Words Women Use

Herself shared these with me, and we got a good laugh out of it as she uses all of these words; daily and often!

Fine: This is the word women use to end an argument when they are right and you need to shut up.

Five Minutes: If she is getting dressed, this means a half an hour. Five minutes is only five minutes if you have just been given five more minutes to watch the game before helping around the house.

Nothing: This is the calm before the storm. This means something, and you should be on your toes. Arguments that begin with “nothing” usually end in “fine.”

Go Ahead: This is a dare, not permission. Don’t Do It!

Loud Sigh: This is not actually a word, but is a non-verbal statement often misunderstood by men. A loud sigh means she thinks you are an idiot and wonders why she is wasting her time standing here and arguing with you about nothing, (see above).

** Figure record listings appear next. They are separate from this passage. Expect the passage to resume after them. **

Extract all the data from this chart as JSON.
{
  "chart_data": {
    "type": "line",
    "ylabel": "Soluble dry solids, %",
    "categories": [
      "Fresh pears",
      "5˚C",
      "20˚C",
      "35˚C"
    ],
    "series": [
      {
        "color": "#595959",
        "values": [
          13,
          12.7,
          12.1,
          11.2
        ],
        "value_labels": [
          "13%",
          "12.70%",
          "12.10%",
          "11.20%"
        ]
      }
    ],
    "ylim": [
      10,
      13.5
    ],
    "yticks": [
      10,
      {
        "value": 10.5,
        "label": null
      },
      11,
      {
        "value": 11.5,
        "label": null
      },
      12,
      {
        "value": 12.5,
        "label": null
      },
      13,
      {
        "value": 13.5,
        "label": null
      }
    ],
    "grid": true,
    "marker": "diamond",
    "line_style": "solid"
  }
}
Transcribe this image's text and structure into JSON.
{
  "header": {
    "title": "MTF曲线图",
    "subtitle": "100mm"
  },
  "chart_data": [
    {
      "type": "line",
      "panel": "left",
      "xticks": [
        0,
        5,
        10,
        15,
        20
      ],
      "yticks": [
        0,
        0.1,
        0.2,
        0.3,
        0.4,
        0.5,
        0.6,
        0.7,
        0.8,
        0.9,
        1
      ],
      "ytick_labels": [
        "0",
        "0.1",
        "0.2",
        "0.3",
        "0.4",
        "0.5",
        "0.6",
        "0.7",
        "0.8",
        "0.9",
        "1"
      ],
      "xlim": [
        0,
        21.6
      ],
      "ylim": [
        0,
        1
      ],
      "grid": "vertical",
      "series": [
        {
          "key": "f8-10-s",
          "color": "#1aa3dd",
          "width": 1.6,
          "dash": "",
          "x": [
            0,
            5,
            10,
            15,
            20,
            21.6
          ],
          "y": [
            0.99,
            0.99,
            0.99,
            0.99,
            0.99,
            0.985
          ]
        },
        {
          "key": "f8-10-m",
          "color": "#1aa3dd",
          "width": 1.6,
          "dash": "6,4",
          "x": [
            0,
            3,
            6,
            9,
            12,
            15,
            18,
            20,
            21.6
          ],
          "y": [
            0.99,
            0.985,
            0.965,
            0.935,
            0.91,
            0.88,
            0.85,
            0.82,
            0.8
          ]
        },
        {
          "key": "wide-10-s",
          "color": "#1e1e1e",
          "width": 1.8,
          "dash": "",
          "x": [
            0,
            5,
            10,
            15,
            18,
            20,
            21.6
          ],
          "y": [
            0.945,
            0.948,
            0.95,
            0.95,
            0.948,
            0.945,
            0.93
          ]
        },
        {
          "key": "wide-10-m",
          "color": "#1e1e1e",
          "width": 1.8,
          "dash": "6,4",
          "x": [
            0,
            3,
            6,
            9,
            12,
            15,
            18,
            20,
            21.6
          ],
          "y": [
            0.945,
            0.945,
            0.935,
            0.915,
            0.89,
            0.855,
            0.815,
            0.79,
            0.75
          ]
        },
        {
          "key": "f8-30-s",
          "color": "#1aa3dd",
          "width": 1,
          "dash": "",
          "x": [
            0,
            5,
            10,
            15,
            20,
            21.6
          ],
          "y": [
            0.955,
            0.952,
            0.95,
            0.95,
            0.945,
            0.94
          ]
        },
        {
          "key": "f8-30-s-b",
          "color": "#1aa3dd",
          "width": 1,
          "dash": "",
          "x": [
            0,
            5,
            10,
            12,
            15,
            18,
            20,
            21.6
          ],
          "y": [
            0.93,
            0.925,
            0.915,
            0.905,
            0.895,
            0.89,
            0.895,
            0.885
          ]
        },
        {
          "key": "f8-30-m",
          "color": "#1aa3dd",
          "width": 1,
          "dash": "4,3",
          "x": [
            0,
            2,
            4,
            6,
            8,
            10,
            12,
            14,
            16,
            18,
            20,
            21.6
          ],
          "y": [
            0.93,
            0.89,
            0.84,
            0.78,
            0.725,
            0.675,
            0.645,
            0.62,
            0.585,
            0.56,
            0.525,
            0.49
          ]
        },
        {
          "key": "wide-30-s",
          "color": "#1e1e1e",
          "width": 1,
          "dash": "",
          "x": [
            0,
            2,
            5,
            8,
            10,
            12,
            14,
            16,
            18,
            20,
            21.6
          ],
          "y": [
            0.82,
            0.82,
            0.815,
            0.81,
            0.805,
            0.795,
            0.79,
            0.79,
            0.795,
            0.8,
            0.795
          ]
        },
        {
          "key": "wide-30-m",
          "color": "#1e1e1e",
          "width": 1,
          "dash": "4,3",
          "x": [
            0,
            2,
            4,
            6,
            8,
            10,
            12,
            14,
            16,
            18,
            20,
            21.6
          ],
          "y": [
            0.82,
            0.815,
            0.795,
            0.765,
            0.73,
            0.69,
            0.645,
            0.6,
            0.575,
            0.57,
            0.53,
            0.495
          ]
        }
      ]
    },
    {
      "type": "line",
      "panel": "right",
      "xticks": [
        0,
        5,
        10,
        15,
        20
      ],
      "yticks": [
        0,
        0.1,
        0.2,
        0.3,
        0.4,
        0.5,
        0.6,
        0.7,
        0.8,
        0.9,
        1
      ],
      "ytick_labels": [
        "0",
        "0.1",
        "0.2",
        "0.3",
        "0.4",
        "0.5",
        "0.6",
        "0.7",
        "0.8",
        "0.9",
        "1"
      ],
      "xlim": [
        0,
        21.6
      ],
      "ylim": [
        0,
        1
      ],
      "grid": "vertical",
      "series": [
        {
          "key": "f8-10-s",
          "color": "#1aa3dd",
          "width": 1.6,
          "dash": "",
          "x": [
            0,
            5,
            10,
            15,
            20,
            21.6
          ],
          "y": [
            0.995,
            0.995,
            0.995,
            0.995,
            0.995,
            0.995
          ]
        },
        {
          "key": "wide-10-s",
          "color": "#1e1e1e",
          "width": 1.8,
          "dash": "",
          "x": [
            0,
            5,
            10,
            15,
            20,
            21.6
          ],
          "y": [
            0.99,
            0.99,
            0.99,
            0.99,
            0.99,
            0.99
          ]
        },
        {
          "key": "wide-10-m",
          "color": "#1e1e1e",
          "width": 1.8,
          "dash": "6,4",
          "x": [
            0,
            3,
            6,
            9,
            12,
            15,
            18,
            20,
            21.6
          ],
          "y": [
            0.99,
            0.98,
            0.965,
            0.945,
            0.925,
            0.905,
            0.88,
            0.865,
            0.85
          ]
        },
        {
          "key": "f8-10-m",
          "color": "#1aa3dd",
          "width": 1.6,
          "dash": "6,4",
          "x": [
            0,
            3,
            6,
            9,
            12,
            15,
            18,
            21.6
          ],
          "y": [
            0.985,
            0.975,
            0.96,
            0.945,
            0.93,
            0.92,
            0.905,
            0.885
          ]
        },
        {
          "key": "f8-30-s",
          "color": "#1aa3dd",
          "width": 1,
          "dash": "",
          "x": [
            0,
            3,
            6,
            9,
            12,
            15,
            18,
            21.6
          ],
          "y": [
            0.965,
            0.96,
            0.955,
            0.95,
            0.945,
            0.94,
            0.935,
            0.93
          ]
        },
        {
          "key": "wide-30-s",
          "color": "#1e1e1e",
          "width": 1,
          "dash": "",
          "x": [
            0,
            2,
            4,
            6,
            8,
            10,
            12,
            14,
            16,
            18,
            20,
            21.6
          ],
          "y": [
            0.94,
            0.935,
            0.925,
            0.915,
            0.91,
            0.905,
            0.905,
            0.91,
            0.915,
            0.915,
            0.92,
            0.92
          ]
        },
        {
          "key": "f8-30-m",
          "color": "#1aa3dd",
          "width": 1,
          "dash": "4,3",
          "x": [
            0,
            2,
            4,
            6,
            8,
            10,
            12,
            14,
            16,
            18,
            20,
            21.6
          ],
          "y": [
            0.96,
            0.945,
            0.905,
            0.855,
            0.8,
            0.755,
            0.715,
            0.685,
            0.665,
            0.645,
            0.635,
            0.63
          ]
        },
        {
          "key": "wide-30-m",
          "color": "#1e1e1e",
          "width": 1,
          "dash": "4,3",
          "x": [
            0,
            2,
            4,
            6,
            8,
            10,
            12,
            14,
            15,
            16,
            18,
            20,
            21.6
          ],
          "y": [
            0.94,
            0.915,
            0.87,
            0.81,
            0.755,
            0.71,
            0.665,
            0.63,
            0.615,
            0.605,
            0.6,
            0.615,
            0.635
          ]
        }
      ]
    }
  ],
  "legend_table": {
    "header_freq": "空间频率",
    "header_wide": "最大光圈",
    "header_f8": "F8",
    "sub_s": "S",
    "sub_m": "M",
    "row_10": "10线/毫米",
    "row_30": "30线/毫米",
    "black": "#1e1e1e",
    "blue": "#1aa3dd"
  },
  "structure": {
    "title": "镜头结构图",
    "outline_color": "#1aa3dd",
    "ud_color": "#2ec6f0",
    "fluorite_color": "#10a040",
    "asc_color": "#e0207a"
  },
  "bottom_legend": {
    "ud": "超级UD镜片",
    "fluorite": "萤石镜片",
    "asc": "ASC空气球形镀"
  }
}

That’s Okay: This is one of the most dangerous statements a woman can make to a man. That’s okay means she wants to think long and hard before deciding how and when you will pay for your mistake.

Thanks: A woman is thanking you, do not question, or faint. Just say you’re welcome. (This is true, unless she says “Thanks a lot” – that is obvious sarcasm and she is not thanking you at all. DO NOT say “you’re welcome”.  That will bring on a “whatever”, see next).

Whatever: Is a woman’s way of saying “go pound sand” or some other similar obscene derivative.

Don’t worry about it, I got it: Another dangerous statement, meaning this is something that a woman has told a man to do several times, but is now doing it herself. This will later result in a man asking “What’s wrong?” For the woman’s response refer to Nothing above.